While Negro League teams continued to barnstorm in the years immediately after Jackie took the field at Ebbets, they met with dwindling success in attracting an audience. Banking on novelty, the Indianapolis Clowns proved the most resilient, billing themselves as “the Globetrotters of baseball,” and promising “fun” and “laughs” along with thrills. In a confluence of race and disability, Clowns stars included Ralph “Spec” Bebop, an African American player of short stature, one of the far–too–long list of Americans forced to deploy his skills and talents in an artificially limited role — the “other” admitted as court jester, rather than full participant. See Shades of Glory at 365, 367.

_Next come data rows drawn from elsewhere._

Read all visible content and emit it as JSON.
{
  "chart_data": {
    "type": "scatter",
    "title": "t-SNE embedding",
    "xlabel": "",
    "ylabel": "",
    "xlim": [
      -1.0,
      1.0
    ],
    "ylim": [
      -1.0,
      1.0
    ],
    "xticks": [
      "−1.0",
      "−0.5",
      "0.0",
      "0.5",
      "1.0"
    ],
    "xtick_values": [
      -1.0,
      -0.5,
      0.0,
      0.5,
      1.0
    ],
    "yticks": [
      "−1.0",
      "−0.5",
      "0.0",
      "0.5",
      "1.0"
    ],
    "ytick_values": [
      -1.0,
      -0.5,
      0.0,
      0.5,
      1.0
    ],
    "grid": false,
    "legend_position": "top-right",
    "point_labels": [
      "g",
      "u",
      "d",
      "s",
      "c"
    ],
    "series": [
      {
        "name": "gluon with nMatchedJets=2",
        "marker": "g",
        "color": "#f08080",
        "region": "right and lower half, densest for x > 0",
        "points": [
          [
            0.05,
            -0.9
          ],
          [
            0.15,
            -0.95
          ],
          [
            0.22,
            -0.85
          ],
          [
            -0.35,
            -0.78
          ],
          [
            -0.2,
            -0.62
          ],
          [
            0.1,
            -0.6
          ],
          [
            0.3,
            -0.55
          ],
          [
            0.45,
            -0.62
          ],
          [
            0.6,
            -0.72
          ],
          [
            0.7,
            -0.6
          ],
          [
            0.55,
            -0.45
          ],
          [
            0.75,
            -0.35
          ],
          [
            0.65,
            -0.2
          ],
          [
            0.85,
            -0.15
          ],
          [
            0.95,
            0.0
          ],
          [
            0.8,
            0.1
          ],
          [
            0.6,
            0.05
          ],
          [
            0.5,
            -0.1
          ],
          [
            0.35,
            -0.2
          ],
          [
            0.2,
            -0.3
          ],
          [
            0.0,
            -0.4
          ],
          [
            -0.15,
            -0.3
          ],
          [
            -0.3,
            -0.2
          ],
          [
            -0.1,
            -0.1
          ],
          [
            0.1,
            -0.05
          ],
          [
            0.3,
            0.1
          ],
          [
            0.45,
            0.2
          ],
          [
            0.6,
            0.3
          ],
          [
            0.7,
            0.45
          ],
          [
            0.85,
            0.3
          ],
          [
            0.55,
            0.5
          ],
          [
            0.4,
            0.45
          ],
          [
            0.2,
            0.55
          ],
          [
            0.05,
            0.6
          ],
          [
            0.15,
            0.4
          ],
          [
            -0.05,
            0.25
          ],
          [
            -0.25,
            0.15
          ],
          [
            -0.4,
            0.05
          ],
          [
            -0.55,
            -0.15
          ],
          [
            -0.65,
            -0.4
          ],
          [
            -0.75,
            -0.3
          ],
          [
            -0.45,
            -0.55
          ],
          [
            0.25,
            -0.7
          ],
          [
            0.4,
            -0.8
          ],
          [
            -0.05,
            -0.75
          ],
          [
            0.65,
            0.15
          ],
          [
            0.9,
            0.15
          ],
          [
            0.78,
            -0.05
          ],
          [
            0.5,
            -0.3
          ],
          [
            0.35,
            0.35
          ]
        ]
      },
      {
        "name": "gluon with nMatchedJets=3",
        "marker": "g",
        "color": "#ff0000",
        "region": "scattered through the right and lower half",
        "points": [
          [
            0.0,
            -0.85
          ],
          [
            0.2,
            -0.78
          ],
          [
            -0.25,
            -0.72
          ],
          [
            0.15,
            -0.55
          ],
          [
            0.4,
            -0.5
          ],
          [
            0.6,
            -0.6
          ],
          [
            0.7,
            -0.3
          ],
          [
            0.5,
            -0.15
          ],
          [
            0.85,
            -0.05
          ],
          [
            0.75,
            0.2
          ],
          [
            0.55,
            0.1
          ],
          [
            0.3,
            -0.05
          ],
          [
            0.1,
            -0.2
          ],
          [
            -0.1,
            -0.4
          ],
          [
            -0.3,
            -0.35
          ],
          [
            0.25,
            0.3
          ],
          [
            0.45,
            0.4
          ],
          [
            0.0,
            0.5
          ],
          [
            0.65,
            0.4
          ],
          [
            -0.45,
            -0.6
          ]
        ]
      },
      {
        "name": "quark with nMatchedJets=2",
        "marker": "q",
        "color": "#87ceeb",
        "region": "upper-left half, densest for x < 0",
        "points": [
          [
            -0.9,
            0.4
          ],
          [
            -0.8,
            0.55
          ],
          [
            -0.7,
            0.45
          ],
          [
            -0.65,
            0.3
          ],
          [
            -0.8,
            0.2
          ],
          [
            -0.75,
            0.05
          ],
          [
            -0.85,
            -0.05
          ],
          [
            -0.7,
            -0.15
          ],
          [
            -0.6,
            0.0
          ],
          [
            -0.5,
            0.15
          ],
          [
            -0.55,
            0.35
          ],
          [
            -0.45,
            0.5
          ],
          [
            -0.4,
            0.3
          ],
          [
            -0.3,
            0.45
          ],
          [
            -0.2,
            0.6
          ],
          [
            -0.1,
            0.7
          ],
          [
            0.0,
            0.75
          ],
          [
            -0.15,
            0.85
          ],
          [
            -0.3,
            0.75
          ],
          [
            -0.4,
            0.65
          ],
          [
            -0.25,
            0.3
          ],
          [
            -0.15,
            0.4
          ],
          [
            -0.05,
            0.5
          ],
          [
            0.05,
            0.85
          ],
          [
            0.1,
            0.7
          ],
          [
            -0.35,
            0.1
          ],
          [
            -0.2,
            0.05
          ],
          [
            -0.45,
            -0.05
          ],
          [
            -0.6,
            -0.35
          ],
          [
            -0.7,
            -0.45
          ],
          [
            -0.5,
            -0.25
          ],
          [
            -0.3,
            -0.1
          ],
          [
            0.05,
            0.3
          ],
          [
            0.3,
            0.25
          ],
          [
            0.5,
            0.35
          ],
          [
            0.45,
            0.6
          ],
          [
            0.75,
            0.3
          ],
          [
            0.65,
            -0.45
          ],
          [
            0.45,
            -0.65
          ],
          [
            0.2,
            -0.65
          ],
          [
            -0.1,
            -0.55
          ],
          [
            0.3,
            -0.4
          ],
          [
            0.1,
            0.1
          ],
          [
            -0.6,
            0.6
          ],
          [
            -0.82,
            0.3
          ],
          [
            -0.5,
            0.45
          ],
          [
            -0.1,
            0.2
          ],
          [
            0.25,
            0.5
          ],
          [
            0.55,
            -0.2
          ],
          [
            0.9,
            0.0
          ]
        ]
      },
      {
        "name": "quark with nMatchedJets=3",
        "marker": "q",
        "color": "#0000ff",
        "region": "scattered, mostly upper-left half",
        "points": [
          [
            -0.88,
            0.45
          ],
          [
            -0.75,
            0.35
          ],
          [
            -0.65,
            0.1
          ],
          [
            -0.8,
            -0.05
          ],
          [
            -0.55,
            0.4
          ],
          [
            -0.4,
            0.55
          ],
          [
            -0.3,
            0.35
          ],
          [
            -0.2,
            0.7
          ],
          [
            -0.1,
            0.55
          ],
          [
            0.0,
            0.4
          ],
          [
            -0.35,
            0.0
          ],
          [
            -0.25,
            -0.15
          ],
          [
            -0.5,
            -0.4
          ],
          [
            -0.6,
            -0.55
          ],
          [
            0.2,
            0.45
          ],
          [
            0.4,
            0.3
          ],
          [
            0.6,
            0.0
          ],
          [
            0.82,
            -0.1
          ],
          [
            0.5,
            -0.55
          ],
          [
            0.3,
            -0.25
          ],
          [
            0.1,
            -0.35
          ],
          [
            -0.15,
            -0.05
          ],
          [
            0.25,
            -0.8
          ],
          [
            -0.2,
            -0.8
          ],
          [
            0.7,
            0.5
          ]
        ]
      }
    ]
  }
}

116 See Hard Road to Glory at 77 (“All in all, baseball has been the fortunate recipient of the extraordinary efforts of blacks who excel at the game. In a short period of time, blacks have transformed a tradition–bound, patterned style of play into a more kinetic and energized festival of spectacular home runs, unsurpassed base running, and breath–taking catches in the outfield.”)

117 The coalition of organizers include ADAPT (a national grass–roots community that organizes disability rights activists to engage in nonviolent direct action, including civil disobedience); the American Association of People with Disabilities (the nation’s largest disability rights organization); the National Council on Independent Living (the longest–running national cross– disability, grassroots organization run by and for people with disabilities); and the National Disability Rights Network (the nonprofit membership organization for the federally mandated Protection & Advocacy Systems and Client Assistance Programs, collectively the largest provider of legal based advocacy services to people with disabilities in the United States).